Global rating agency Fitch has retained 'BBB-' sovereign ratings of India with a "stable" outlook and said rating revision depends on the new government's willingness to make difficult choices, reported PTI.
"India may have cleared the ground for progress on credit-supportive reforms, but the government's willingness to make difficult choices remains to be tested," Fitch Ratings credit analysts Sagarika Chandra and Andrew Colquhoun said in a note that forms part of the sovereign ratings of all the 17 Fitch-rated sovereigns in the Asia-Pacific region.
Accordingly, the agency has retained a BBB- rating on the country and also retained its "stable" outlook.
Fitch is the only agency which has a "stable" outlook on the nation's credit rating, since Standard & Poor's and Moody's have a negative outlook on India.

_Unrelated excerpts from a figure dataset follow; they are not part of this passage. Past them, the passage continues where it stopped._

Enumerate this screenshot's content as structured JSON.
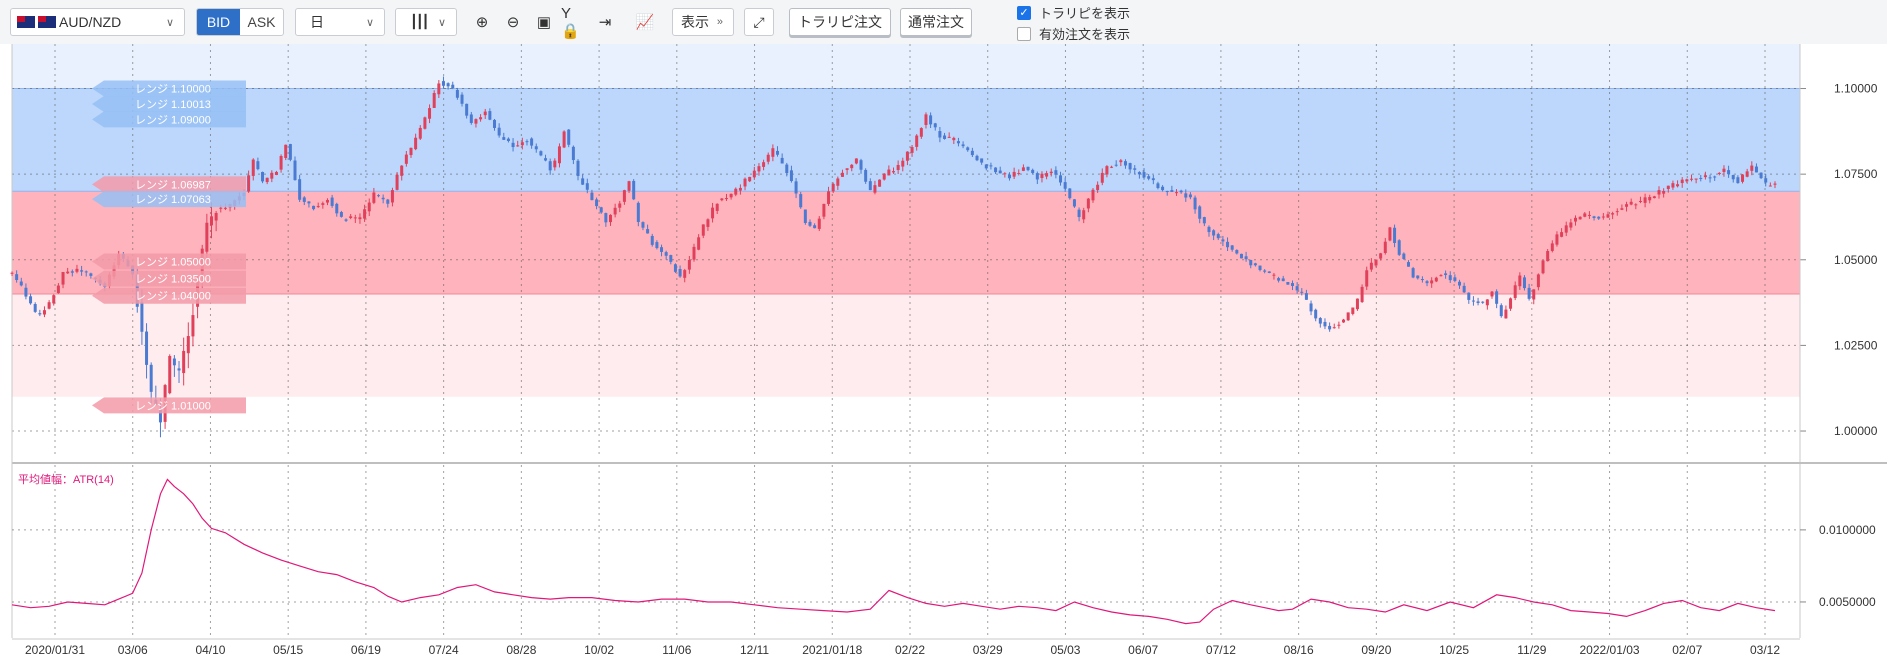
{
  "toolbar": {
    "pair": "AUD/NZD",
    "bid_label": "BID",
    "ask_label": "ASK",
    "period": "日",
    "display_label": "表示",
    "trap_order_label": "トラリピ注文",
    "normal_order_label": "通常注文",
    "show_trap": {
      "label": "トラリピを表示",
      "checked": true
    },
    "show_orders": {
      "label": "有効注文を表示",
      "checked": false
    }
  },
  "colors": {
    "buy_band": "#ffb3bd",
    "buy_band_light": "#ffecee",
    "sell_band": "#bcd7fb",
    "sell_band_light": "#e8f1fd",
    "candle_up": "#e0405a",
    "candle_down": "#4a7ad1",
    "atr_line": "#e0187a"
  },
  "chart_data": [
    {
      "type": "candlestick",
      "ylim": [
        0.993,
        1.113
      ],
      "y_ticks": [
        "1.10000",
        "1.07500",
        "1.05000",
        "1.02500",
        "1.00000"
      ],
      "y_tick_values": [
        1.1,
        1.075,
        1.05,
        1.025,
        1.0
      ],
      "x_ticks": [
        "2020/01/31",
        "03/06",
        "04/10",
        "05/15",
        "06/19",
        "07/24",
        "08/28",
        "10/02",
        "11/06",
        "12/11",
        "2021/01/18",
        "02/22",
        "03/29",
        "05/03",
        "06/07",
        "07/12",
        "08/16",
        "09/20",
        "10/25",
        "11/29",
        "2022/01/03",
        "02/07",
        "03/12"
      ],
      "bands": [
        {
          "side": "sell",
          "from": 1.07,
          "to": 1.1
        },
        {
          "side": "sell-light",
          "from": 1.1,
          "to": 1.113
        },
        {
          "side": "buy",
          "from": 1.04,
          "to": 1.07
        },
        {
          "side": "buy-light",
          "from": 1.01,
          "to": 1.04
        }
      ],
      "range_labels": [
        {
          "text": "レンジ 1.10000",
          "value": 1.1,
          "side": "sell"
        },
        {
          "text": "レンジ 1.10013",
          "value": 1.0955,
          "side": "sell"
        },
        {
          "text": "レンジ 1.09000",
          "value": 1.091,
          "side": "sell"
        },
        {
          "text": "レンジ 1.06987",
          "value": 1.072,
          "side": "buy"
        },
        {
          "text": "レンジ 1.07063",
          "value": 1.0677,
          "side": "sell"
        },
        {
          "text": "レンジ 1.05000",
          "value": 1.0495,
          "side": "buy"
        },
        {
          "text": "レンジ 1.03500",
          "value": 1.0445,
          "side": "buy"
        },
        {
          "text": "レンジ 1.04000",
          "value": 1.0395,
          "side": "buy"
        },
        {
          "text": "レンジ 1.01000",
          "value": 1.0075,
          "side": "buy"
        }
      ],
      "close_path": [
        [
          0,
          1.046
        ],
        [
          5,
          1.041
        ],
        [
          11,
          1.033
        ],
        [
          16,
          1.037
        ],
        [
          22,
          1.046
        ],
        [
          30,
          1.047
        ],
        [
          40,
          1.042
        ],
        [
          46,
          1.052
        ],
        [
          52,
          1.046
        ],
        [
          56,
          1.03
        ],
        [
          60,
          1.01
        ],
        [
          64,
          1.003
        ],
        [
          68,
          1.02
        ],
        [
          72,
          1.018
        ],
        [
          76,
          1.027
        ],
        [
          80,
          1.045
        ],
        [
          84,
          1.06
        ],
        [
          88,
          1.065
        ],
        [
          94,
          1.066
        ],
        [
          100,
          1.07
        ],
        [
          104,
          1.079
        ],
        [
          108,
          1.073
        ],
        [
          114,
          1.076
        ],
        [
          118,
          1.084
        ],
        [
          124,
          1.068
        ],
        [
          130,
          1.065
        ],
        [
          136,
          1.068
        ],
        [
          142,
          1.062
        ],
        [
          150,
          1.062
        ],
        [
          156,
          1.069
        ],
        [
          162,
          1.067
        ],
        [
          168,
          1.078
        ],
        [
          174,
          1.085
        ],
        [
          180,
          1.094
        ],
        [
          184,
          1.102
        ],
        [
          188,
          1.101
        ],
        [
          192,
          1.098
        ],
        [
          198,
          1.09
        ],
        [
          204,
          1.093
        ],
        [
          210,
          1.086
        ],
        [
          216,
          1.083
        ],
        [
          222,
          1.085
        ],
        [
          228,
          1.08
        ],
        [
          233,
          1.076
        ],
        [
          238,
          1.088
        ],
        [
          244,
          1.074
        ],
        [
          250,
          1.068
        ],
        [
          256,
          1.061
        ],
        [
          262,
          1.067
        ],
        [
          266,
          1.073
        ],
        [
          270,
          1.061
        ],
        [
          276,
          1.055
        ],
        [
          282,
          1.051
        ],
        [
          288,
          1.045
        ],
        [
          292,
          1.05
        ],
        [
          298,
          1.06
        ],
        [
          304,
          1.067
        ],
        [
          310,
          1.069
        ],
        [
          316,
          1.073
        ],
        [
          322,
          1.077
        ],
        [
          328,
          1.082
        ],
        [
          334,
          1.076
        ],
        [
          338,
          1.069
        ],
        [
          342,
          1.061
        ],
        [
          346,
          1.059
        ],
        [
          352,
          1.07
        ],
        [
          358,
          1.076
        ],
        [
          364,
          1.079
        ],
        [
          370,
          1.07
        ],
        [
          376,
          1.075
        ],
        [
          382,
          1.077
        ],
        [
          388,
          1.083
        ],
        [
          394,
          1.092
        ],
        [
          400,
          1.086
        ],
        [
          406,
          1.085
        ],
        [
          412,
          1.082
        ],
        [
          418,
          1.078
        ],
        [
          424,
          1.076
        ],
        [
          430,
          1.074
        ],
        [
          436,
          1.077
        ],
        [
          442,
          1.074
        ],
        [
          448,
          1.076
        ],
        [
          454,
          1.071
        ],
        [
          460,
          1.062
        ],
        [
          466,
          1.07
        ],
        [
          472,
          1.077
        ],
        [
          478,
          1.079
        ],
        [
          484,
          1.076
        ],
        [
          490,
          1.074
        ],
        [
          496,
          1.07
        ],
        [
          502,
          1.07
        ],
        [
          508,
          1.068
        ],
        [
          514,
          1.06
        ],
        [
          520,
          1.056
        ],
        [
          526,
          1.053
        ],
        [
          532,
          1.05
        ],
        [
          538,
          1.047
        ],
        [
          544,
          1.045
        ],
        [
          550,
          1.043
        ],
        [
          556,
          1.04
        ],
        [
          562,
          1.033
        ],
        [
          568,
          1.03
        ],
        [
          574,
          1.032
        ],
        [
          580,
          1.038
        ],
        [
          584,
          1.047
        ],
        [
          590,
          1.052
        ],
        [
          594,
          1.059
        ],
        [
          598,
          1.052
        ],
        [
          604,
          1.045
        ],
        [
          610,
          1.043
        ],
        [
          616,
          1.046
        ],
        [
          622,
          1.044
        ],
        [
          628,
          1.038
        ],
        [
          634,
          1.037
        ],
        [
          638,
          1.041
        ],
        [
          642,
          1.033
        ],
        [
          646,
          1.039
        ],
        [
          650,
          1.045
        ],
        [
          654,
          1.038
        ],
        [
          660,
          1.05
        ],
        [
          666,
          1.057
        ],
        [
          672,
          1.061
        ],
        [
          678,
          1.063
        ],
        [
          684,
          1.062
        ],
        [
          690,
          1.064
        ],
        [
          696,
          1.066
        ],
        [
          702,
          1.067
        ],
        [
          708,
          1.069
        ],
        [
          714,
          1.071
        ],
        [
          720,
          1.073
        ],
        [
          726,
          1.074
        ],
        [
          732,
          1.074
        ],
        [
          738,
          1.076
        ],
        [
          744,
          1.073
        ],
        [
          750,
          1.077
        ],
        [
          756,
          1.072
        ],
        [
          760,
          1.072
        ]
      ]
    },
    {
      "type": "line",
      "title": "平均値幅：ATR(14)",
      "ylim": [
        0.0025,
        0.0145
      ],
      "y_ticks": [
        "0.0100000",
        "0.0050000"
      ],
      "y_tick_values": [
        0.01,
        0.005
      ],
      "values": [
        [
          0,
          0.0048
        ],
        [
          8,
          0.0046
        ],
        [
          16,
          0.0047
        ],
        [
          24,
          0.005
        ],
        [
          32,
          0.0049
        ],
        [
          40,
          0.0048
        ],
        [
          46,
          0.0052
        ],
        [
          52,
          0.0056
        ],
        [
          56,
          0.007
        ],
        [
          60,
          0.01
        ],
        [
          64,
          0.0125
        ],
        [
          67,
          0.0135
        ],
        [
          70,
          0.013
        ],
        [
          74,
          0.0125
        ],
        [
          78,
          0.0118
        ],
        [
          82,
          0.0108
        ],
        [
          86,
          0.0101
        ],
        [
          92,
          0.0098
        ],
        [
          100,
          0.009
        ],
        [
          108,
          0.0084
        ],
        [
          116,
          0.0079
        ],
        [
          124,
          0.0075
        ],
        [
          132,
          0.0071
        ],
        [
          140,
          0.0069
        ],
        [
          148,
          0.0064
        ],
        [
          156,
          0.006
        ],
        [
          162,
          0.0054
        ],
        [
          168,
          0.005
        ],
        [
          176,
          0.0053
        ],
        [
          184,
          0.0055
        ],
        [
          192,
          0.006
        ],
        [
          200,
          0.0062
        ],
        [
          208,
          0.0057
        ],
        [
          216,
          0.0055
        ],
        [
          224,
          0.0053
        ],
        [
          232,
          0.0052
        ],
        [
          240,
          0.0053
        ],
        [
          250,
          0.0053
        ],
        [
          260,
          0.0051
        ],
        [
          270,
          0.005
        ],
        [
          280,
          0.0052
        ],
        [
          290,
          0.0052
        ],
        [
          300,
          0.005
        ],
        [
          310,
          0.005
        ],
        [
          320,
          0.0048
        ],
        [
          330,
          0.0046
        ],
        [
          340,
          0.0045
        ],
        [
          350,
          0.0044
        ],
        [
          360,
          0.0043
        ],
        [
          370,
          0.0045
        ],
        [
          378,
          0.0058
        ],
        [
          386,
          0.0053
        ],
        [
          394,
          0.0049
        ],
        [
          402,
          0.0047
        ],
        [
          410,
          0.0049
        ],
        [
          418,
          0.0047
        ],
        [
          426,
          0.0045
        ],
        [
          434,
          0.0047
        ],
        [
          442,
          0.0046
        ],
        [
          450,
          0.0044
        ],
        [
          458,
          0.005
        ],
        [
          466,
          0.0046
        ],
        [
          474,
          0.0043
        ],
        [
          482,
          0.0041
        ],
        [
          490,
          0.004
        ],
        [
          498,
          0.0038
        ],
        [
          506,
          0.0035
        ],
        [
          512,
          0.0036
        ],
        [
          518,
          0.0045
        ],
        [
          526,
          0.0051
        ],
        [
          534,
          0.0048
        ],
        [
          540,
          0.0046
        ],
        [
          546,
          0.0044
        ],
        [
          552,
          0.0045
        ],
        [
          560,
          0.0052
        ],
        [
          568,
          0.005
        ],
        [
          576,
          0.0046
        ],
        [
          584,
          0.0045
        ],
        [
          592,
          0.0043
        ],
        [
          600,
          0.0048
        ],
        [
          610,
          0.0044
        ],
        [
          620,
          0.005
        ],
        [
          630,
          0.0046
        ],
        [
          640,
          0.0055
        ],
        [
          648,
          0.0053
        ],
        [
          656,
          0.005
        ],
        [
          664,
          0.0048
        ],
        [
          672,
          0.0044
        ],
        [
          680,
          0.0043
        ],
        [
          688,
          0.0042
        ],
        [
          696,
          0.004
        ],
        [
          704,
          0.0044
        ],
        [
          712,
          0.0049
        ],
        [
          720,
          0.0051
        ],
        [
          728,
          0.0046
        ],
        [
          736,
          0.0044
        ],
        [
          744,
          0.0049
        ],
        [
          752,
          0.0046
        ],
        [
          760,
          0.0044
        ]
      ]
    }
  ]
}
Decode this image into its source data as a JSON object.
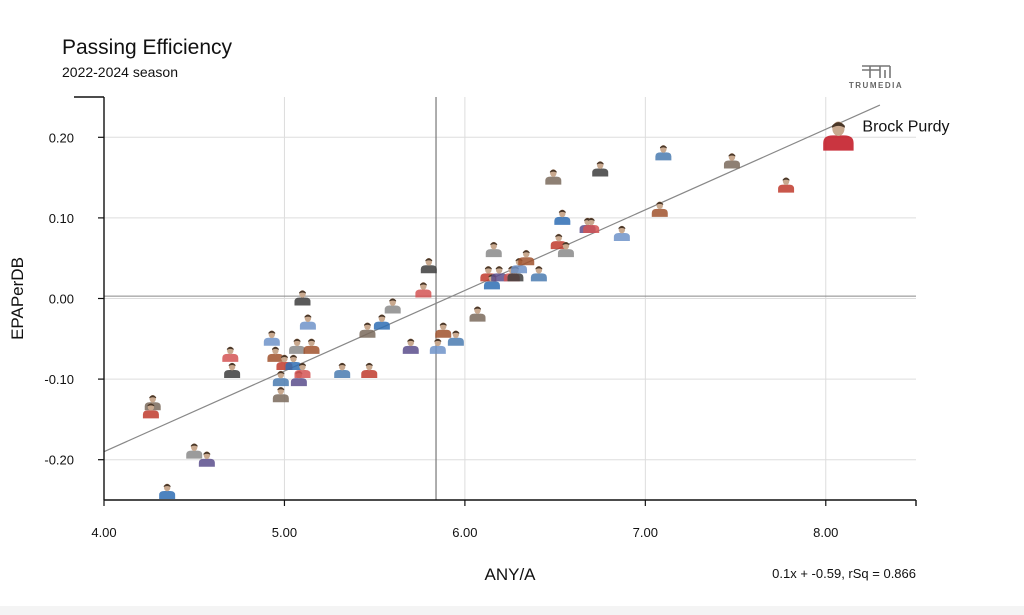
{
  "header": {
    "title": "Passing Efficiency",
    "subtitle": "2022-2024 season",
    "logo_text": "TRUMEDIA"
  },
  "chart_data": {
    "type": "scatter",
    "title": "Passing Efficiency",
    "subtitle": "2022-2024 season",
    "xlabel": "ANY/A",
    "ylabel": "EPAPerDB",
    "xlim": [
      4.0,
      8.5
    ],
    "ylim": [
      -0.25,
      0.25
    ],
    "xticks": [
      "4.00",
      "5.00",
      "6.00",
      "7.00",
      "8.00"
    ],
    "yticks": [
      "-0.20",
      "-0.10",
      "0.00",
      "0.10",
      "0.20"
    ],
    "x_reference": 5.84,
    "y_reference": 0.003,
    "grid": true,
    "trendline": {
      "slope": 0.1,
      "intercept": -0.59,
      "label": "0.1x + -0.59, rSq = 0.866"
    },
    "highlight": {
      "name": "Brock Purdy",
      "x": 8.07,
      "y": 0.2
    },
    "points": [
      {
        "x": 4.27,
        "y": -0.13
      },
      {
        "x": 4.26,
        "y": -0.14
      },
      {
        "x": 4.35,
        "y": -0.24
      },
      {
        "x": 4.5,
        "y": -0.19
      },
      {
        "x": 4.57,
        "y": -0.2
      },
      {
        "x": 4.7,
        "y": -0.07
      },
      {
        "x": 4.71,
        "y": -0.09
      },
      {
        "x": 4.93,
        "y": -0.05
      },
      {
        "x": 4.95,
        "y": -0.07
      },
      {
        "x": 4.98,
        "y": -0.1
      },
      {
        "x": 4.98,
        "y": -0.12
      },
      {
        "x": 5.0,
        "y": -0.08
      },
      {
        "x": 5.05,
        "y": -0.08
      },
      {
        "x": 5.07,
        "y": -0.06
      },
      {
        "x": 5.08,
        "y": -0.1
      },
      {
        "x": 5.1,
        "y": -0.09
      },
      {
        "x": 5.1,
        "y": 0.0
      },
      {
        "x": 5.13,
        "y": -0.03
      },
      {
        "x": 5.15,
        "y": -0.06
      },
      {
        "x": 5.32,
        "y": -0.09
      },
      {
        "x": 5.46,
        "y": -0.04
      },
      {
        "x": 5.47,
        "y": -0.09
      },
      {
        "x": 5.54,
        "y": -0.03
      },
      {
        "x": 5.6,
        "y": -0.01
      },
      {
        "x": 5.7,
        "y": -0.06
      },
      {
        "x": 5.77,
        "y": 0.01
      },
      {
        "x": 5.8,
        "y": 0.04
      },
      {
        "x": 5.85,
        "y": -0.06
      },
      {
        "x": 5.88,
        "y": -0.04
      },
      {
        "x": 5.95,
        "y": -0.05
      },
      {
        "x": 6.07,
        "y": -0.02
      },
      {
        "x": 6.13,
        "y": 0.03
      },
      {
        "x": 6.15,
        "y": 0.02
      },
      {
        "x": 6.16,
        "y": 0.06
      },
      {
        "x": 6.19,
        "y": 0.03
      },
      {
        "x": 6.26,
        "y": 0.03
      },
      {
        "x": 6.28,
        "y": 0.03
      },
      {
        "x": 6.3,
        "y": 0.04
      },
      {
        "x": 6.34,
        "y": 0.05
      },
      {
        "x": 6.41,
        "y": 0.03
      },
      {
        "x": 6.49,
        "y": 0.15
      },
      {
        "x": 6.52,
        "y": 0.07
      },
      {
        "x": 6.54,
        "y": 0.1
      },
      {
        "x": 6.56,
        "y": 0.06
      },
      {
        "x": 6.68,
        "y": 0.09
      },
      {
        "x": 6.7,
        "y": 0.09
      },
      {
        "x": 6.75,
        "y": 0.16
      },
      {
        "x": 6.87,
        "y": 0.08
      },
      {
        "x": 7.08,
        "y": 0.11
      },
      {
        "x": 7.1,
        "y": 0.18
      },
      {
        "x": 7.48,
        "y": 0.17
      },
      {
        "x": 7.78,
        "y": 0.14
      }
    ]
  }
}
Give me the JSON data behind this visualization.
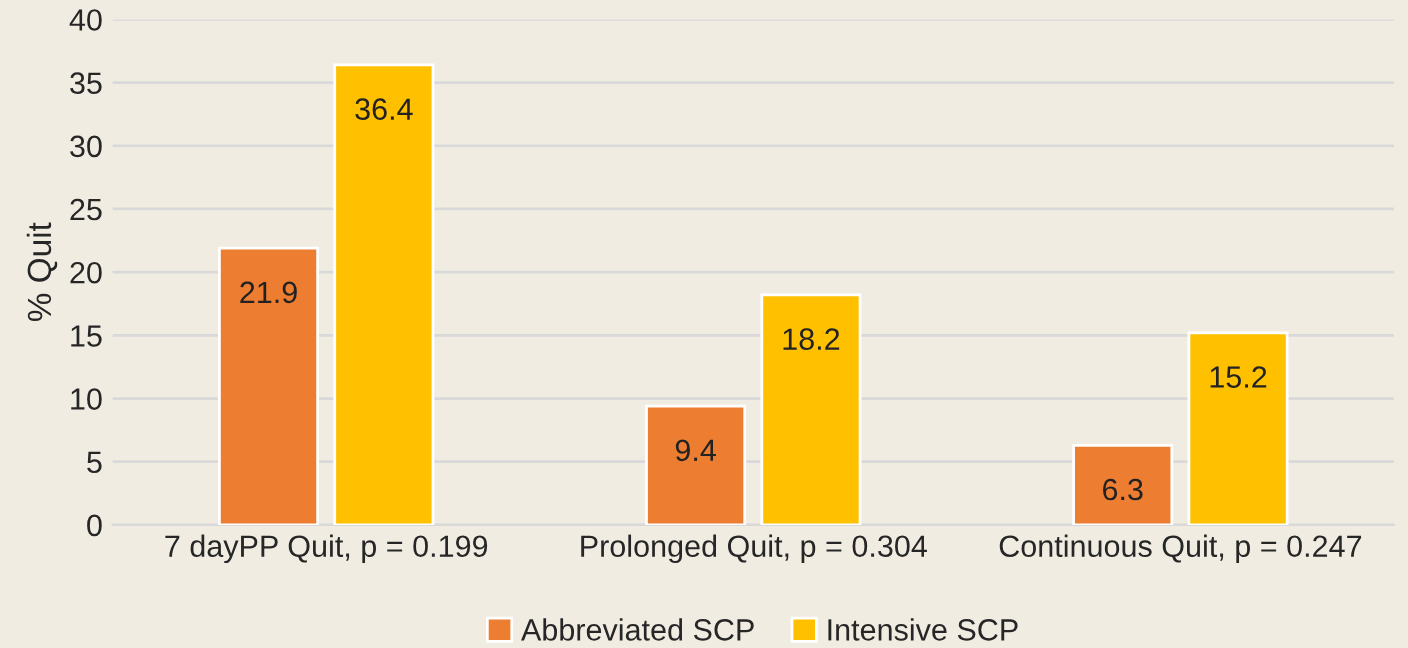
{
  "chart_data": {
    "type": "bar",
    "ylabel": "% Quit",
    "categories": [
      "7 dayPP Quit, p = 0.199",
      "Prolonged Quit, p = 0.304",
      "Continuous Quit, p = 0.247"
    ],
    "series": [
      {
        "name": "Abbreviated SCP",
        "color": "#ed7d31",
        "values": [
          21.9,
          9.4,
          6.3
        ]
      },
      {
        "name": "Intensive SCP",
        "color": "#ffc000",
        "values": [
          36.4,
          18.2,
          15.2
        ]
      }
    ],
    "ylim": [
      0,
      40
    ],
    "yticks": [
      0,
      5,
      10,
      15,
      20,
      25,
      30,
      35,
      40
    ],
    "grid": "y",
    "legend": "bottom",
    "data_labels": true
  }
}
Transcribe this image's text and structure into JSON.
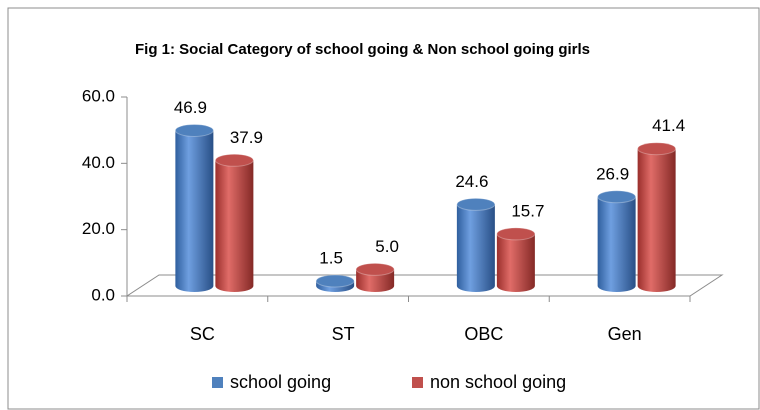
{
  "chart_data": {
    "type": "bar",
    "title": "Fig 1: Social Category of school going & Non school going girls",
    "categories": [
      "SC",
      "ST",
      "OBC",
      "Gen"
    ],
    "series": [
      {
        "name": "school going",
        "color": "#4f81bd",
        "values": [
          46.9,
          1.5,
          24.6,
          26.9
        ],
        "value_labels": [
          "46.9",
          "1.5",
          "24.6",
          "26.9"
        ]
      },
      {
        "name": "non school going",
        "color": "#c0504d",
        "values": [
          37.9,
          5.0,
          15.7,
          41.4
        ],
        "value_labels": [
          "37.9",
          "5.0",
          "15.7",
          "41.4"
        ]
      }
    ],
    "ylim": [
      0,
      60
    ],
    "yticks": [
      {
        "value": 0,
        "label": "0.0"
      },
      {
        "value": 20,
        "label": "20.0"
      },
      {
        "value": 40,
        "label": "40.0"
      },
      {
        "value": 60,
        "label": "60.0"
      }
    ],
    "legend": "bottom"
  }
}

It can be noted that on April 11, 2014, Fitch had affirmed its BBB- rating, reflecting the balance between high foreign-exchange reserves and real GDP growth, compared to its peers, as well as weak fiscal balances and low governance standards.
Explaining the rationale for not revising the rating, the agency said today, "In its first Budget, the new government has stuck to the previous government's deficit target of 4.1 per cent of GDP for FY15 and set out a consolidation path to 3 per cent of GDP by FY17. This would be constructive if achieved, while further revenue-strengthening or expenditure-saving measures seem needed to reach these targets".
It also noted that the economy lost much of its dynamism in recent years as a result of weak investment, but said it expected a gradual pick-up in investment since election-related uncertainty has disappeared.